WHO-Kommission fordert Reformen

​Licht in Pandemie-Dunkelheit finden

WHO European director Hans Kluge. Foto: epa/Ida Guldbaek Arentsen
WHO European director Hans Kluge. Foto: epa/Ida Guldbaek Arentsen

KOPENHAGEN: Die Corona-Pandemie hat verheerende Folgen, Fehler dürfen sich nicht wiederholen: Zu diesem Schluss kommt eine von der WHO Europa eingesetzte Kommission. Sie ruft zu umfassenden Reformen im Gesundheitswesen auf - und spart nicht mit Kritik.

Die Länder Europas und darüber hinaus müssen nach Ansicht einer Sonderkommission der Weltgesundheitsorganisation WHO dringend ihre Gesundheitssysteme reformieren. Die Welt sei mit der Coronavirus-Pandemie einem monumentalen und ungewollten Stresstest begegnet, sagte der Kommissionsvorsitzende und italienische Ex-Ministerpräsident Mario Monti am Freitag bei der Vorstellung eines Abschlussberichts des Gremiums.
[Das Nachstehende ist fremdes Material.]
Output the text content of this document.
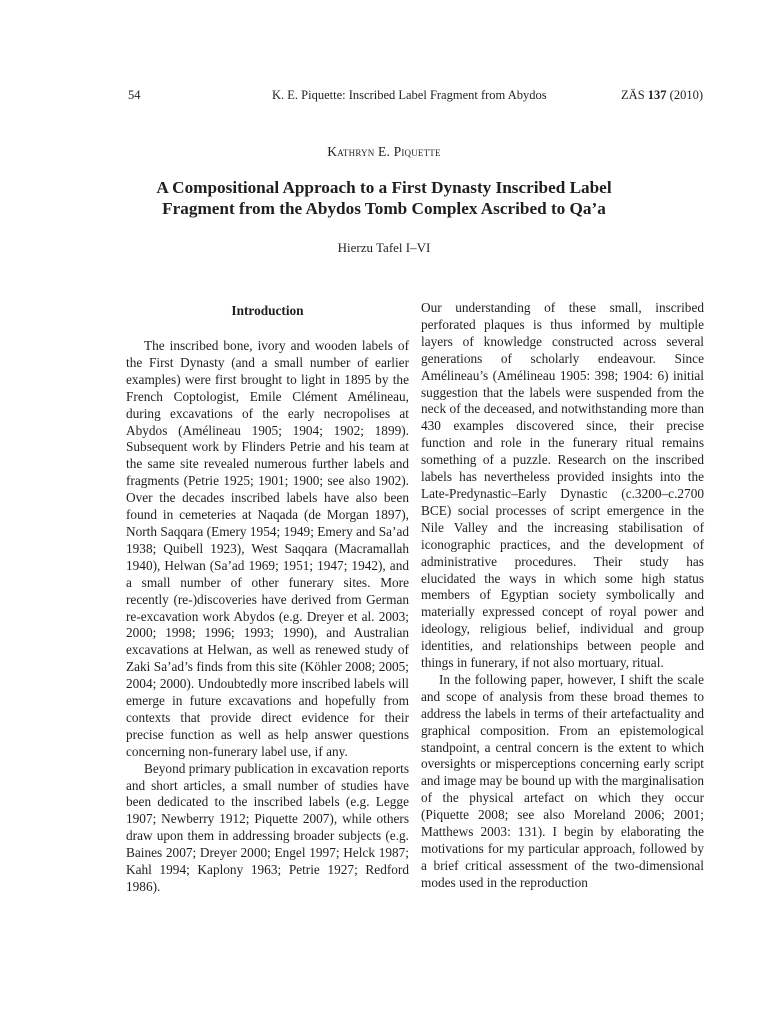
54	K. E. Piquette: Inscribed Label Fragment from Abydos	ZÄS 137 (2010)
Kathryn E. Piquette
A Compositional Approach to a First Dynasty Inscribed Label
Fragment from the Abydos Tomb Complex Ascribed to Qa’a
Hierzu Tafel I–VI
Introduction

The inscribed bone, ivory and wooden labels of the First Dynasty (and a small number of earlier examples) were first brought to light in 1895 by the French Coptologist, Emile Clément Amélineau, during excavations of the early necropolises at Abydos (Amélineau 1905; 1904; 1902; 1899). Subsequent work by Flinders Petrie and his team at the same site revealed numerous further labels and fragments (Petrie 1925; 1901; 1900; see also 1902). Over the decades inscribed labels have also been found in cemeteries at Naqada (de Morgan 1897), North Saqqara (Emery 1954; 1949; Emery and Sa’ad 1938; Quibell 1923), West Saqqara (Macramallah 1940), Helwan (Sa’ad 1969; 1951; 1947; 1942), and a small number of other funerary sites. More recently (re-)discoveries have derived from German re-excavation work Abydos (e.g. Dreyer et al. 2003; 2000; 1998; 1996; 1993; 1990), and Australian excavations at Helwan, as well as renewed study of Zaki Sa’ad’s finds from this site (Köhler 2008; 2005; 2004; 2000). Undoubtedly more inscribed labels will emerge in future excavations and hopefully from contexts that provide direct evidence for their precise function as well as help answer questions concerning non-funerary label use, if any.

Beyond primary publication in excavation reports and short articles, a small number of studies have been dedicated to the inscribed labels (e.g. Legge 1907; Newberry 1912; Piquette 2007), while others draw upon them in addressing broader subjects (e.g. Baines 2007; Dreyer 2000; Engel 1997; Helck 1987; Kahl 1994; Kaplony 1963; Petrie 1927; Redford 1986).

Our understanding of these small, inscribed perforated plaques is thus informed by multiple layers of knowledge constructed across several generations of scholarly endeavour. Since Amélineau’s (Amélineau 1905: 398; 1904: 6) initial suggestion that the labels were suspended from the neck of the deceased, and notwithstanding more than 430 examples discovered since, their precise function and role in the funerary ritual remains something of a puzzle. Research on the inscribed labels has nevertheless provided insights into the Late-Predynastic–Early Dynastic (c.3200–c.2700 BCE) social processes of script emergence in the Nile Valley and the increasing stabilisation of iconographic practices, and the development of administrative procedures. Their study has elucidated the ways in which some high status members of Egyptian society symbolically and materially expressed concept of royal power and ideology, religious belief, individual and group identities, and relationships between people and things in funerary, if not also mortuary, ritual.

In the following paper, however, I shift the scale and scope of analysis from these broad themes to address the labels in terms of their artefactuality and graphical composition. From an epistemological standpoint, a central concern is the extent to which oversights or misperceptions concerning early script and image may be bound up with the marginalisation of the physical artefact on which they occur (Piquette 2008; see also Moreland 2006; 2001; Matthews 2003: 131). I begin by elaborating the motivations for my particular approach, followed by a brief critical assessment of the two-dimensional modes used in the reproduction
Daraus müssten umfassende Lehren gezogen werden.

«Und wie sich die Ereignisse in den Monaten seitdem entwickelt haben, können wir keinen Zweifel daran haben, dass unsere politischen, wirtschaftlichen und sozialen Systeme katastrophal dabei gescheitert sind, die bestimmende Krise unserer Zeit zu bewältigen», sagte Monti. Es habe an Voraussicht und dem Willen gefehlt, Einigkeit zu drängenden Fragen zu erzielen. Länder hätten auf sich selbst geschaut und versucht, transnationale Probleme mit veralteten nationalen Lösungen zu finden. Der Italiener machte klar, dass man aus den Fehlern und verheerenden Pandemiefolgen lernen müsse. «Aus dieser Dunkelheit müssen wir versuchen, Licht zu schöpfen.»
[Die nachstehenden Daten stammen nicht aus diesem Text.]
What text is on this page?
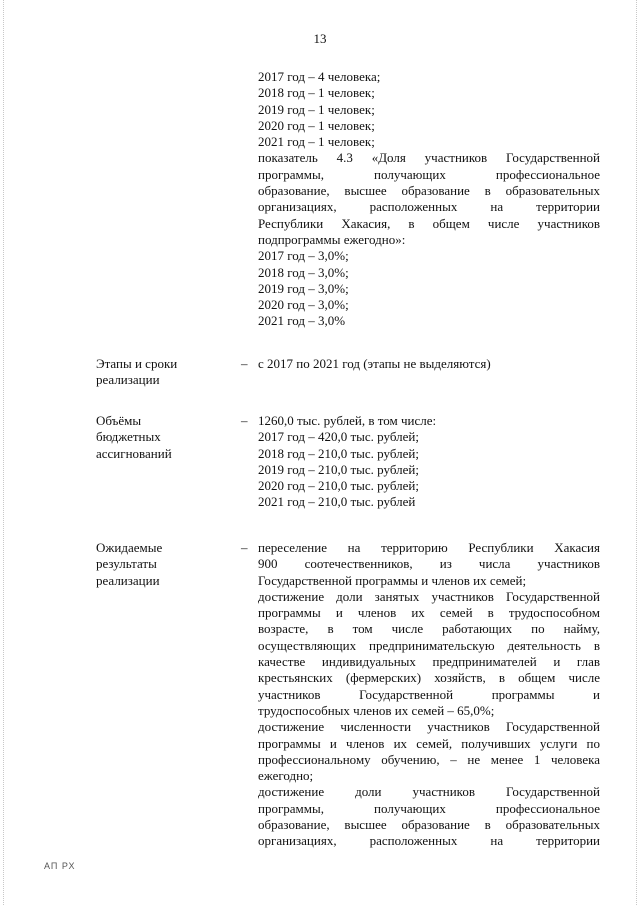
13
2017 год – 4 человека;
2018 год – 1 человек;
2019 год – 1 человек;
2020 год – 1 человек;
2021 год – 1 человек;
показатель 4.3 «Доля участников Государственной
программы, получающих профессиональное
образование, высшее образование в образовательных
организациях, расположенных на территории
Республики Хакасия, в общем числе участников
подпрограммы ежегодно»:
2017 год – 3,0%;
2018 год – 3,0%;
2019 год – 3,0%;
2020 год – 3,0%;
2021 год – 3,0%
Этапы и сроки
реализации
– с 2017 по 2021 год (этапы не выделяются)
Объёмы
бюджетных
ассигнований
– 1260,0 тыс. рублей, в том числе:
2017 год – 420,0 тыс. рублей;
2018 год – 210,0 тыс. рублей;
2019 год – 210,0 тыс. рублей;
2020 год – 210,0 тыс. рублей;
2021 год – 210,0 тыс. рублей
Ожидаемые
результаты
реализации
– переселение на территорию Республики Хакасия
900 соотечественников, из числа участников
Государственной программы и членов их семей;
достижение доли занятых участников Государственной
программы и членов их семей в трудоспособном
возрасте, в том числе работающих по найму,
осуществляющих предпринимательскую деятельность в
качестве индивидуальных предпринимателей и глав
крестьянских (фермерских) хозяйств, в общем числе
участников Государственной программы и
трудоспособных членов их семей – 65,0%;
достижение численности участников Государственной
программы и членов их семей, получивших услуги по
профессиональному обучению, – не менее 1 человека
ежегодно;
достижение доли участников Государственной
программы, получающих профессиональное
образование, высшее образование в образовательных
организациях, расположенных на территории
АП РХ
Die Monti-Kommission, die offiziell Paneuropäische Kommission für Gesundheit und nachhaltige Entwicklung heißt, ist im August 2020 vom WHO-Regionalbüro Europa eingesetzt worden, um ebendiese Lehren zu ziehen und Verbesserungsvorschläge auszuarbeiten. In ihrem nun vorgelegten Abschlussbericht empfieht sie mehrere umfassende Reformen der Gesundheits- und Sozialsysteme: Gemäß eines «One Health»-Konzepts müsse unter anderem die Verflechtung der Gesundheit von Menschen, Tieren, Pflanzen und ihrer gemeinsamen Umwelt anerkannt werden, schrieben Monti und seine Mitstreiter.

Den in der Pandemie deutlich gewordenen tiefsitzenden Ungleichheiten bei der Gesundheitsversorgung sowie in sozialer, wirtschaftlicher und geschlechtsbezogener Hinsicht müsse begegnet werden, hieß es. Zudem müsse stärker in die nationalen Gesundheitssysteme sowie in Innovationen und das Sammeln und Teilen von Daten investiert werden. Alleingänge seien künftig zu vermeiden.

Trotz wiederholter Warnungen von Wissenschaftlern vor einer globalen Pandemie sei die Welt nicht auf das Ende 2019 aufgetretene Coronavirus vorbereitet gewesen, monierte die WHO Europa. Voneinander abweichende und fehlerhafte politische Schritte hätten dazu geführt, dass die Folgen von Covid-19 katastrophal gewesen seien und es weiter blieben. Mehr als 1,2 Millionen Menschen seien in Verbindung mit einer Corona-Erkrankung in der europäischen Region gestorben, die Wirtschaft habe zudem einen beispiellosen Abschwung erlebt, der selbst die globale Finanzkrise 2008 in den Schatten stelle.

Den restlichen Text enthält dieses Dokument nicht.